Uva, la Puglia non si «spacca»

I produttori: «Il cracking ha colpito i vigneti a macchia di leopardo»

Uva, la Puglia non si «spacca»
Il cracking, vale a dire la spaccatura degli acini favorita da piogge abbondanti e prolungate, preoccupa i viticoltori pugliesi ma non troppo.
“Trovo eccessiva la visione del danno da cracking segnalato sulle uva da tavola pugliesi da Cia Agricoltori Italiani (vedi nostro articolo di ieri) - dice Teresa Diomede dell'azienda Racemus di Rutigliano (Bari) - Invito a visitare le nostre produzioni per rendersi conto che i danni ci sono, ma sono altamente localizzati e, quindi, solo su alcune partite”.

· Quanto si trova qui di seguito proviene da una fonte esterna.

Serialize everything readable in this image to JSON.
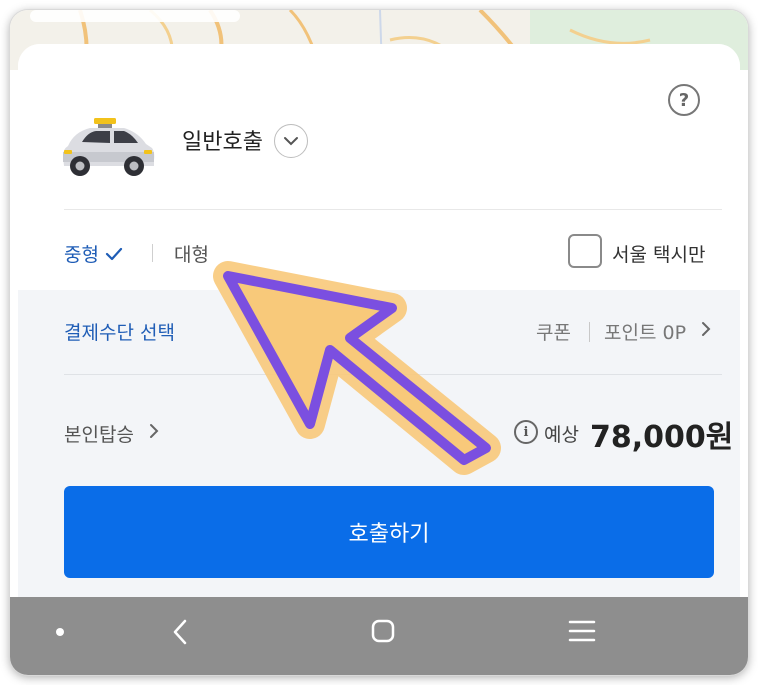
{
  "header": {
    "service_name": "일반호출",
    "help_icon": "question-circle-icon",
    "taxi_icon": "taxi-icon",
    "dropdown_icon": "chevron-down-icon"
  },
  "size_options": {
    "medium": {
      "label": "중형",
      "selected": true,
      "icon": "checkmark-icon"
    },
    "large": {
      "label": "대형",
      "selected": false
    }
  },
  "seoul_only": {
    "label": "서울 택시만",
    "checked": false
  },
  "payment": {
    "select_label": "결제수단 선택",
    "coupon_label": "쿠폰",
    "points_label": "포인트 0P"
  },
  "ride": {
    "self_ride_label": "본인탑승",
    "estimate_label": "예상",
    "price": "78,000원"
  },
  "call_button": {
    "label": "호출하기"
  },
  "colors": {
    "accent_blue": "#0a6de8",
    "link_blue": "#1f5db6",
    "arrow_fill": "#f8c97a",
    "arrow_stroke": "#7b4fe0"
  }
}
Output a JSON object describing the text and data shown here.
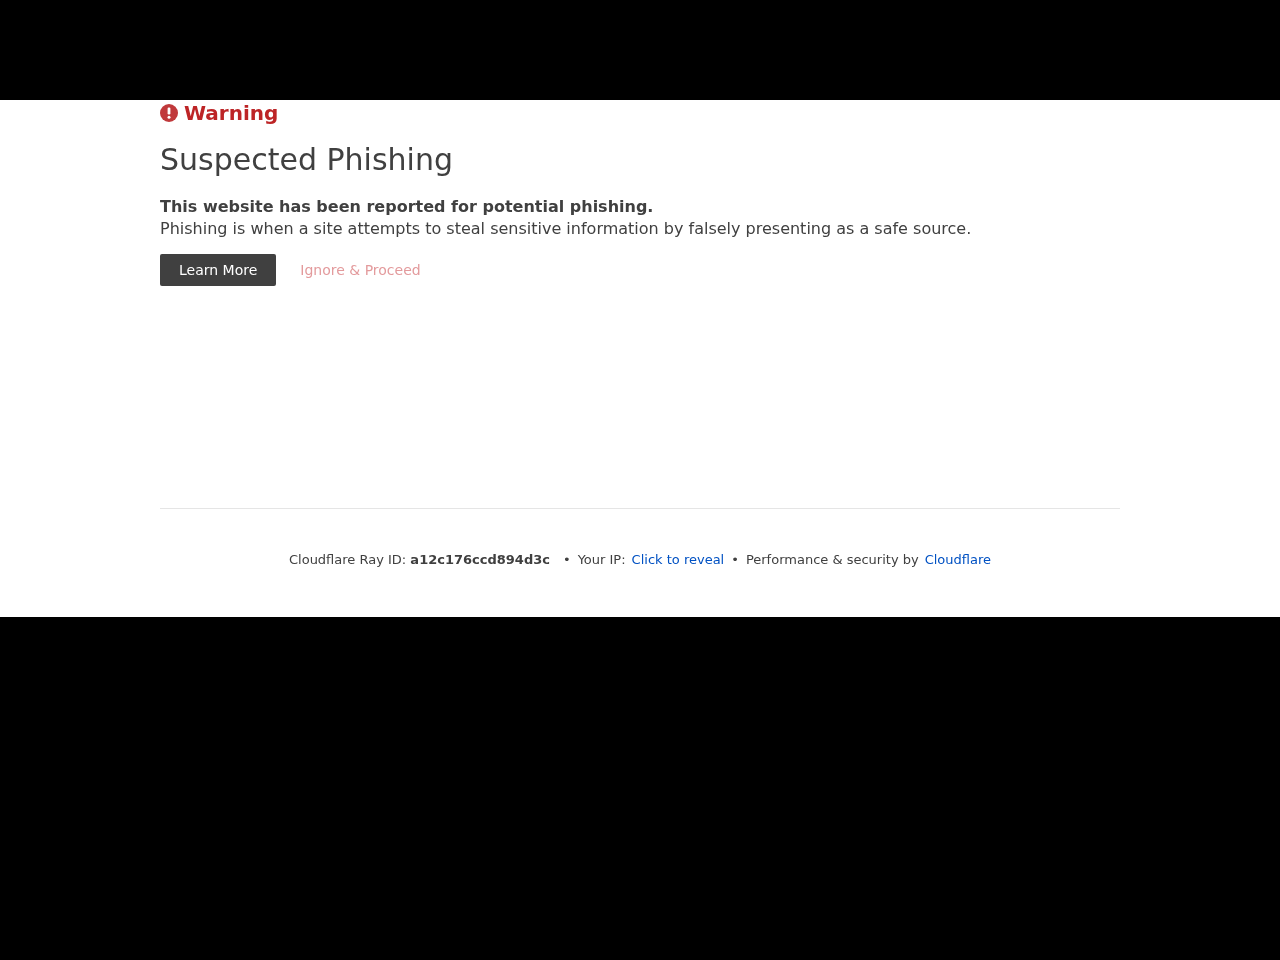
{
  "warning": {
    "label": "Warning"
  },
  "title": "Suspected Phishing",
  "lead": "This website has been reported for potential phishing.",
  "description": "Phishing is when a site attempts to steal sensitive information by falsely presenting as a safe source.",
  "buttons": [
    {
      "kind": "primary",
      "label": "Learn More"
    },
    {
      "kind": "link",
      "label": "Ignore & Proceed"
    }
  ],
  "footer": [
    {
      "kind": "text",
      "text": "Cloudflare Ray ID: **a12c176ccd894d3c**"
    },
    {
      "kind": "separator",
      "text": "•"
    },
    {
      "kind": "text",
      "text": "Your IP:"
    },
    {
      "kind": "link",
      "text": "Click to reveal"
    },
    {
      "kind": "separator",
      "text": "•"
    },
    {
      "kind": "text",
      "text": "Performance & security by"
    },
    {
      "kind": "link",
      "text": "Cloudflare"
    }
  ]
}
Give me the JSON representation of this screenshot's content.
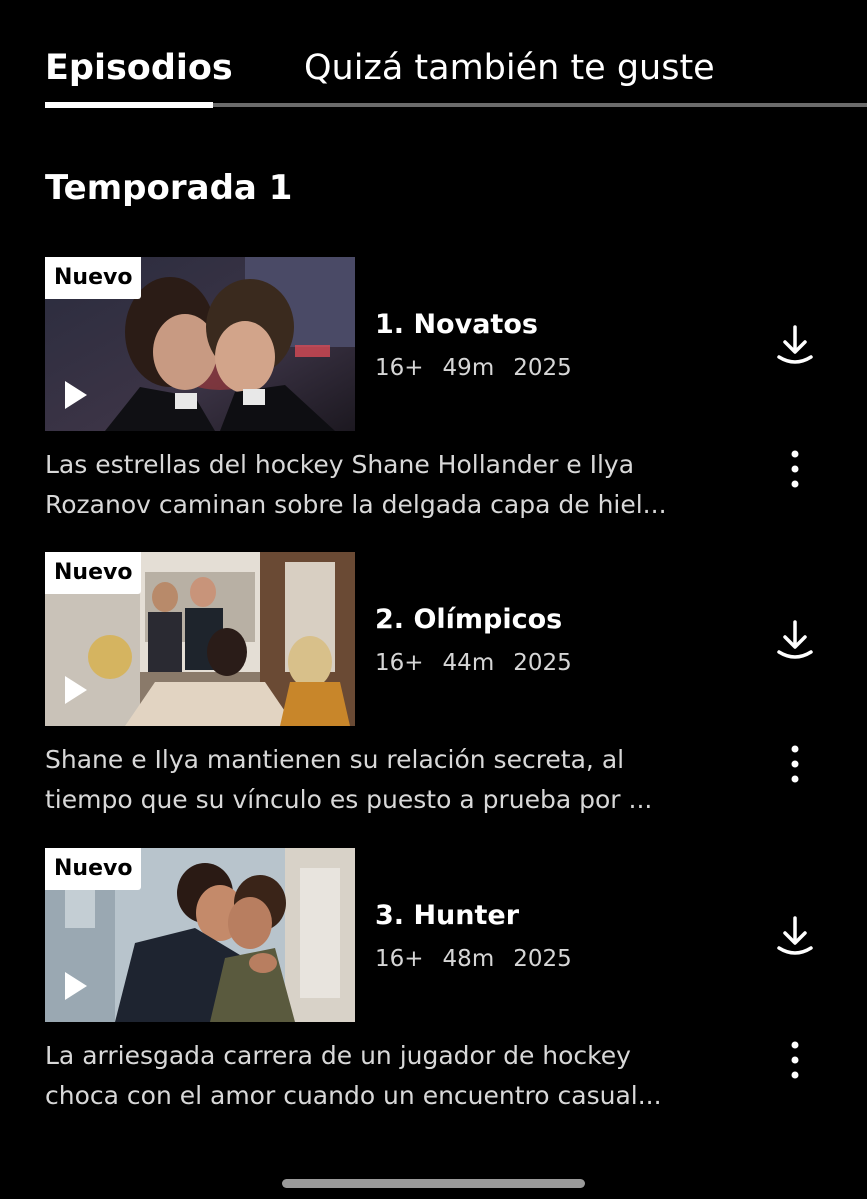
{
  "tabs": [
    {
      "label": "Episodios",
      "active": true
    },
    {
      "label": "Quizá también te guste",
      "active": false
    }
  ],
  "season": {
    "title": "Temporada 1"
  },
  "episodes": [
    {
      "badge": "Nuevo",
      "title": "1. Novatos",
      "rating": "16+",
      "duration": "49m",
      "year": "2025",
      "description_lines": [
        "Las estrellas del hockey Shane Hollander e Ilya",
        "Rozanov caminan sobre la delgada capa de hiel..."
      ]
    },
    {
      "badge": "Nuevo",
      "title": "2. Olímpicos",
      "rating": "16+",
      "duration": "44m",
      "year": "2025",
      "description_lines": [
        "Shane e Ilya mantienen su relación secreta, al",
        "tiempo que su vínculo es puesto a prueba por ..."
      ]
    },
    {
      "badge": "Nuevo",
      "title": "3. Hunter",
      "rating": "16+",
      "duration": "48m",
      "year": "2025",
      "description_lines": [
        "La arriesgada carrera de un jugador de hockey",
        "choca con el amor cuando un encuentro casual..."
      ]
    }
  ],
  "icons": {
    "play": "play-icon",
    "download": "download-icon",
    "more": "more-vertical-icon"
  },
  "colors": {
    "background": "#000000",
    "text": "#ffffff",
    "secondary_text": "#d6d6d6",
    "tab_track": "#6b6b6b",
    "badge_bg": "#ffffff",
    "badge_text": "#000000"
  }
}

La situazione, insomma, non è così grave e i danni sono a macchia di leopardo. “Abbiamo visto e superato anni molto peggiori – prosegue Diomede - Siamo professionali e conosciamo le tecniche per stabilizzare, per quanto possibile, le produzioni”.

Proprio la gestione in campo è evidenziata  da Domenico Liturri dell'azienda Agricoper di Noicattaro (Bari): “Il fenomeno - osserva - è accentuato da condizioni ambientali particolarmente sfavorevoli e, per ridurre l’esposizione a questo tipo di rischio, sarebbe opportuno tornare a modelli e tecniche agronomiche più tradizionali”.

“Anche i nostri vigneti sono stati colpiti da questa fisiopatia, ma grazie a un'attentissima selezione e a un’accurata pulizia dei grappoli, facciamo in modo che le nostre uve arrivino ai consumatori in condizioni ottimali. Purtroppo, però, questo processo comporta un aumento dei costi”.

Nella zona di Trani, in provincia di Barletta-Andria-Trani, il clima non ha infierito. “I problemi di cracking ci sono ma sono molto contenuti – commenta Salvatore Secondulfo della omonima Op – e i grappoli presentano standard qualitativi elevati e una buona tenuta. Insomma, niente di drammatico”.